On my assessment, and a number of people's assessments who had a lot of experience in the Grampians, we all thought the fire was still on track to impact on the Wartook Valley, he said.
I was asked to be a divisional commander, so I realised I needed to go and get some sleep. Even at that stage, the fire itself was quite docile.
Mr Grimble returned home and picked up his wife Jenny about 10.30pm, and they surveyed the fire ground.
There was a lot of fire activity, but it was further south than most of us thought it would be, Mr Grimble said.
I still thought Wartook Valley was problematic and we wouldn't be impacted.
Then, just after 1am on January 17, came the phone call that would change everything.
My son Josh rang to say the fire had jumped the road and was in a paddock just near us, Mr Grimble said.
The first thing I did was get in my vehicle and go down the road and have a look. I could see that it was going to come through the property about half a kilometre further north.
I thought we probably had 15 to 20 minutes until it would impact on the house. I thought that would give us some time not a lot to set up a few sprinklers.
I got the front-end loader and remodeled Jenny's garden for a bit. When I was doing that, I could see it was between the house and the dam.
Josh returned to the house and hooked the familys private unit to the back of Mr Grimbles vehicle before two neighbours and the fire arrived.
Mrs Grimble said the experience was horrific.
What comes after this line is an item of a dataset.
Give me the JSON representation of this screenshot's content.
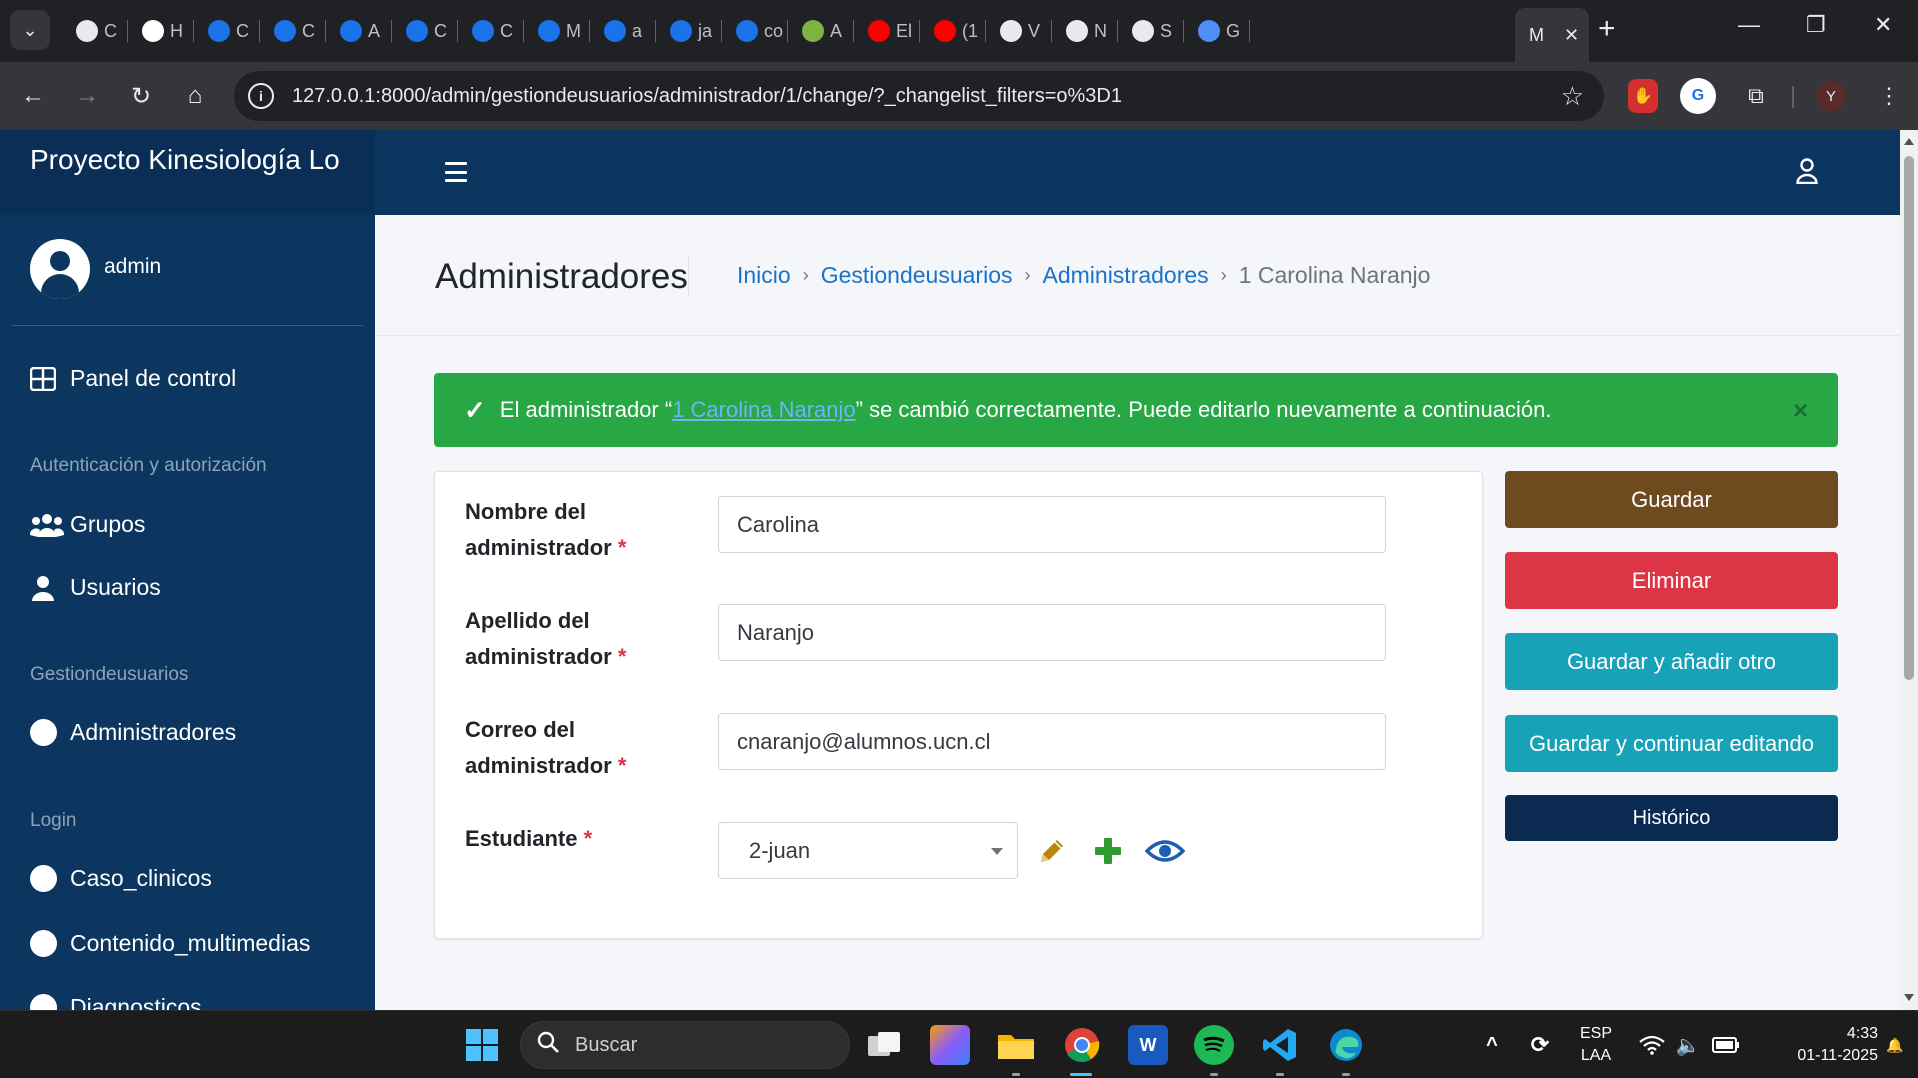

The size of the flames coming towards you is something I'll never forget, and an experience I never want to live through again, she said.
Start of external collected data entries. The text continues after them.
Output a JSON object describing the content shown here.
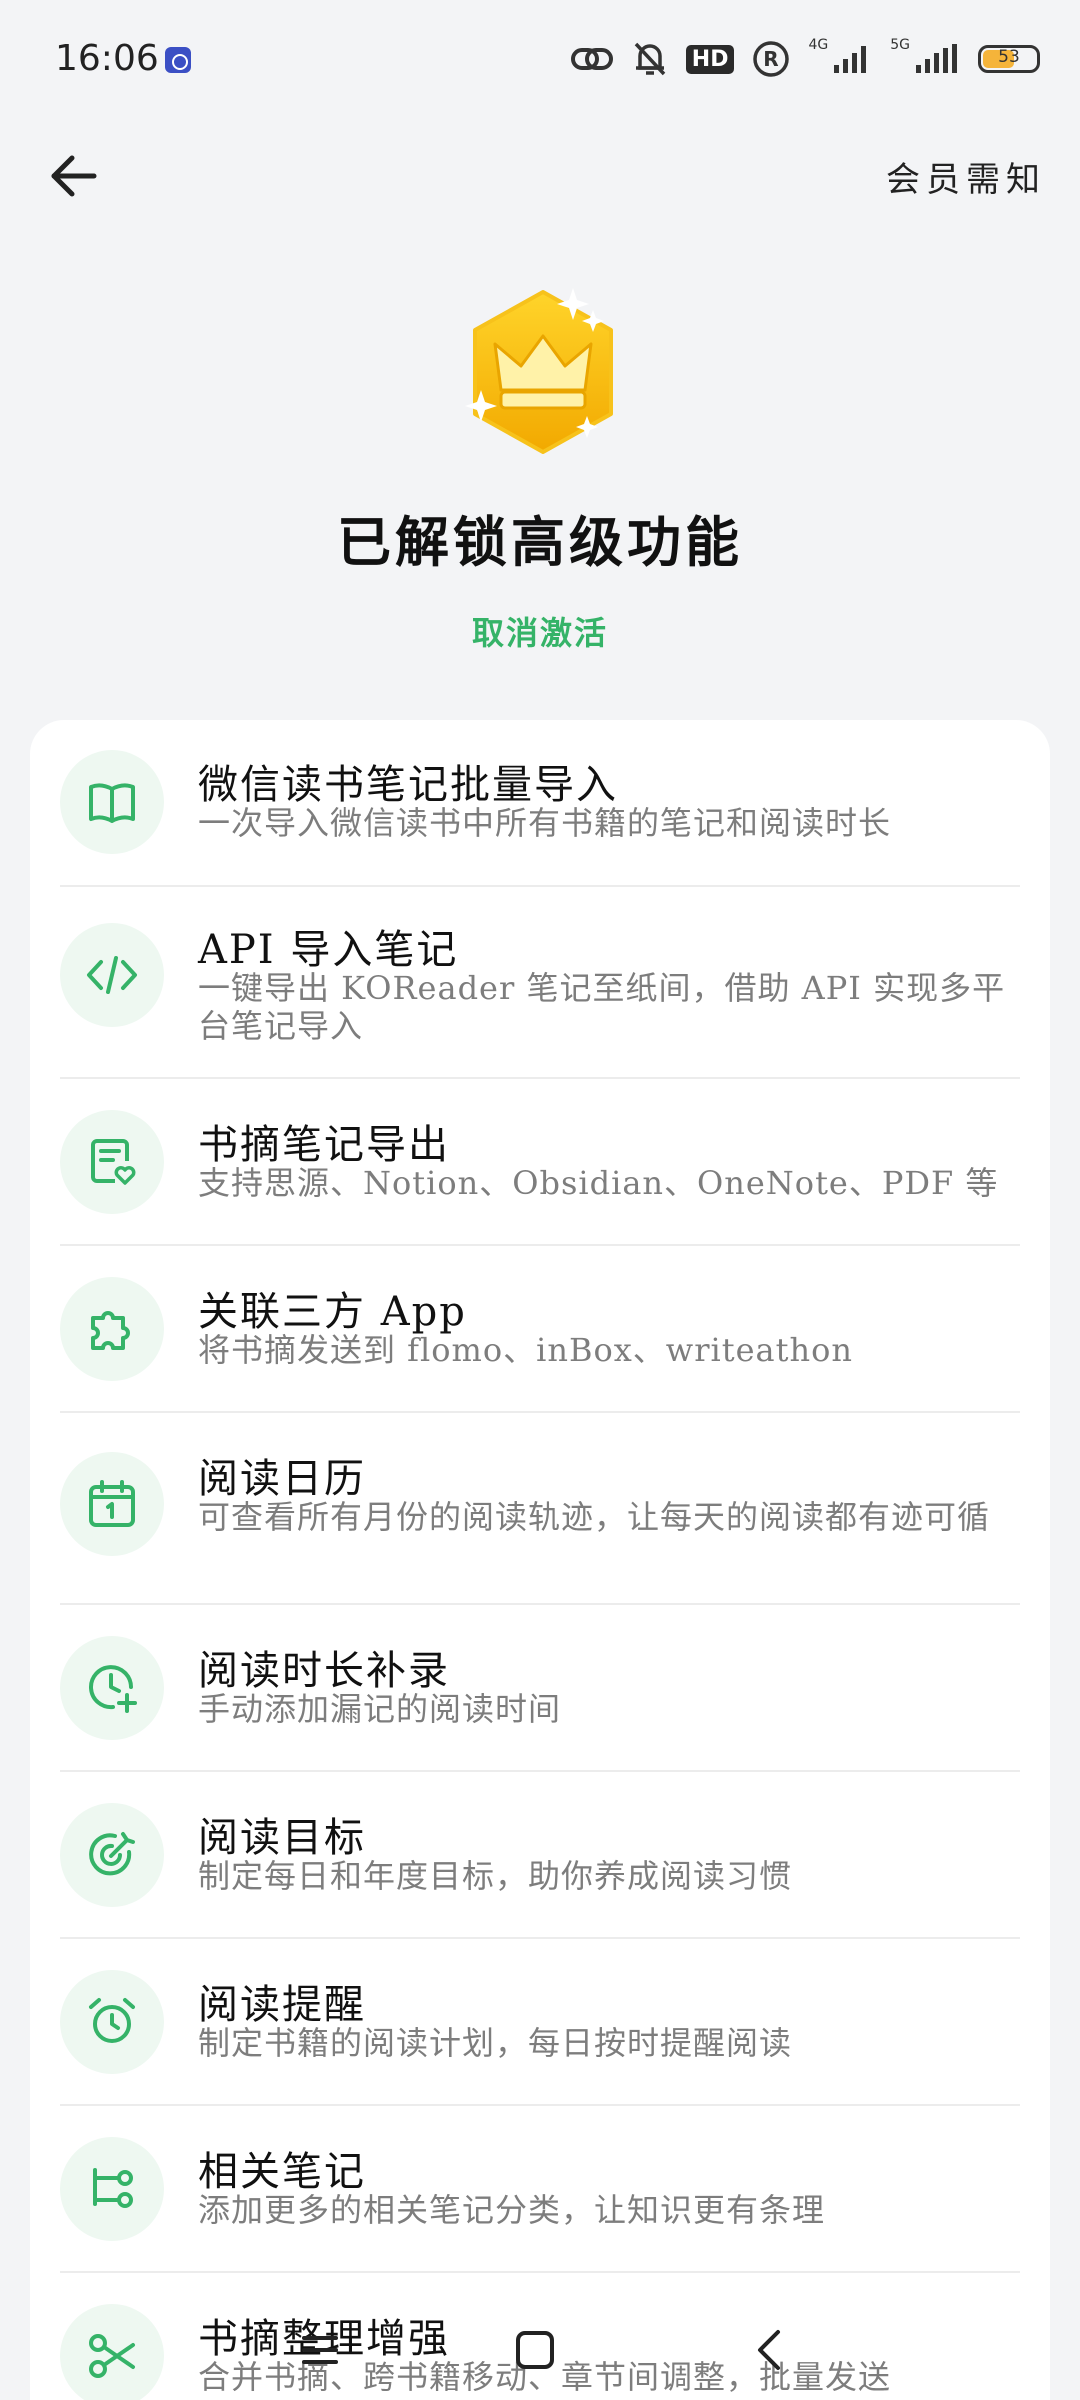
{
  "status_bar": {
    "time": "16:06",
    "hd_badge": "HD",
    "net_4g": "4G",
    "net_5g": "5G",
    "battery": "53",
    "battery_level": 0.53
  },
  "header": {
    "notice_label": "会员需知"
  },
  "hero": {
    "title": "已解锁高级功能",
    "cancel_label": "取消激活"
  },
  "features": [
    {
      "icon": "book-icon",
      "title": "微信读书笔记批量导入",
      "desc": "一次导入微信读书中所有书籍的笔记和阅读时长"
    },
    {
      "icon": "code-icon",
      "title": "API 导入笔记",
      "desc": "一键导出 KOReader 笔记至纸间，借助 API 实现多平台笔记导入"
    },
    {
      "icon": "note-export-icon",
      "title": "书摘笔记导出",
      "desc": "支持思源、Notion、Obsidian、OneNote、PDF 等"
    },
    {
      "icon": "puzzle-icon",
      "title": "关联三方 App",
      "desc": "将书摘发送到 flomo、inBox、writeathon"
    },
    {
      "icon": "calendar-icon",
      "title": "阅读日历",
      "desc": "可查看所有月份的阅读轨迹，让每天的阅读都有迹可循"
    },
    {
      "icon": "clock-plus-icon",
      "title": "阅读时长补录",
      "desc": "手动添加漏记的阅读时间"
    },
    {
      "icon": "target-icon",
      "title": "阅读目标",
      "desc": "制定每日和年度目标，助你养成阅读习惯"
    },
    {
      "icon": "alarm-icon",
      "title": "阅读提醒",
      "desc": "制定书籍的阅读计划，每日按时提醒阅读"
    },
    {
      "icon": "branch-icon",
      "title": "相关笔记",
      "desc": "添加更多的相关笔记分类，让知识更有条理"
    },
    {
      "icon": "scissors-icon",
      "title": "书摘整理增强",
      "desc": "合并书摘、跨书籍移动、章节间调整，批量发送"
    }
  ],
  "colors": {
    "accent": "#35b368",
    "icon_bg": "#eef8f1",
    "crown_gold": "#f7c21b"
  }
}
I hadn't fought a fire. I'd been with David earlier in the night driving around and I was just beside myself.
But coming home here and having to defend your own home as much as it was terrifying and I'd hate to do it again, I never felt like I was going to lose my life.
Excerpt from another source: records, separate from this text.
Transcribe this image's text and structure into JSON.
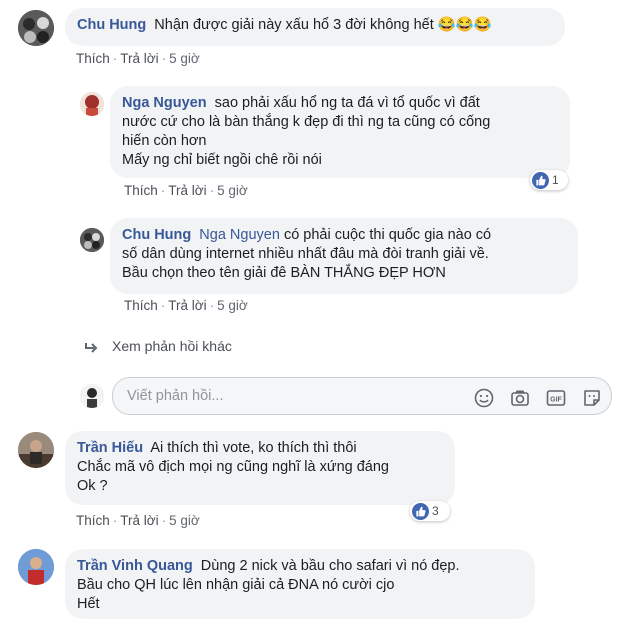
{
  "comments": [
    {
      "author": "Chu Hung",
      "text": "Nhận được giải này xấu hổ 3 đời không hết 😂😂😂",
      "actions": {
        "like": "Thích",
        "reply": "Trả lời",
        "time": "5 giờ"
      }
    },
    {
      "author": "Nga Nguyen",
      "lines": [
        "sao phải xấu hổ ng ta đá vì tổ quốc vì đất",
        "nước cứ cho là bàn thắng k đẹp đi thì ng ta cũng có cống",
        "hiến còn hơn",
        "Mấy ng chỉ biết ngồi chê rồi nói"
      ],
      "actions": {
        "like": "Thích",
        "reply": "Trả lời",
        "time": "5 giờ"
      },
      "reaction_count": "1"
    },
    {
      "author": "Chu Hung",
      "tag": "Nga Nguyen",
      "lines": [
        "có phải cuộc thi quốc gia nào có",
        "số dân dùng internet nhiều nhất đâu mà đòi tranh giải về.",
        "Bầu chọn theo tên giải đê BÀN THẮNG ĐẸP HƠN"
      ],
      "actions": {
        "like": "Thích",
        "reply": "Trả lời",
        "time": "5 giờ"
      }
    },
    {
      "author": "Trần Hiếu",
      "lines": [
        "Ai thích thì vote, ko thích thì thôi",
        "Chắc mã vô địch mọi ng cũng nghĩ là xứng đáng",
        "Ok ?"
      ],
      "actions": {
        "like": "Thích",
        "reply": "Trả lời",
        "time": "5 giờ"
      },
      "reaction_count": "3"
    },
    {
      "author": "Trần Vinh Quang",
      "lines": [
        "Dùng 2 nick và bầu cho safari vì nó đẹp.",
        "Bầu cho QH lúc lên nhận giải cả ĐNA nó cười cjo",
        "Hết"
      ]
    }
  ],
  "more_replies": "Xem phản hồi khác",
  "reply_input": {
    "placeholder": "Viết phản hồi..."
  },
  "icons": [
    "emoji-icon",
    "camera-icon",
    "gif-icon",
    "sticker-icon",
    "reply-arrow-icon",
    "like-icon"
  ],
  "colors": {
    "name": "#385898",
    "bubble": "#f2f3f5",
    "like": "#4267b2"
  }
}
When I saw the flames, I did think, 'We're not going to save the house'.
It would have been half an hour, perhaps not even that, that it took to go through. And afterwards I remember just hugging Josh and crying.
Fire breaks, a green lawn and one heck of a fight helped the Grimbles save their home, but the fire wiped out a large part of their farm and hundreds of stock.
They later learned embers had found their way into the house roof, and burnt wiring back to the copper. At least 30 per cent of the insulation was destroyed.
It was not a naked flame, but like a cigarette, Mr Grimble said. You had burnt insulation, then a line of red glow, and it moved from one side of the house to the other.
Last year, the family re-clad their home and found burnt leaves and charcoal in the wall cavities.
The reminders of the fire remain visual, mental and emotional.
We still find ash and bits and pieces in glasses at the back of cupboards or wardrobes, and you wonder how it could get there, Mrs Grimble said.
As far as the farm goes, it won't look the same. It was really established.
I often talk about the fire to different people. But every time I talk about it, the emotion is still as raw as the day it happened.
We didn't have a chance to leave because the fire was more or less here within 15 minutes of Josh calling.
If he hadn't been in that little pocket of mobile phone service, we would have been in bed and it would have been right at our bedroom window.
But even if we had a chance to leave, we would never have left.
If we had, we wouldn't be sitting here now.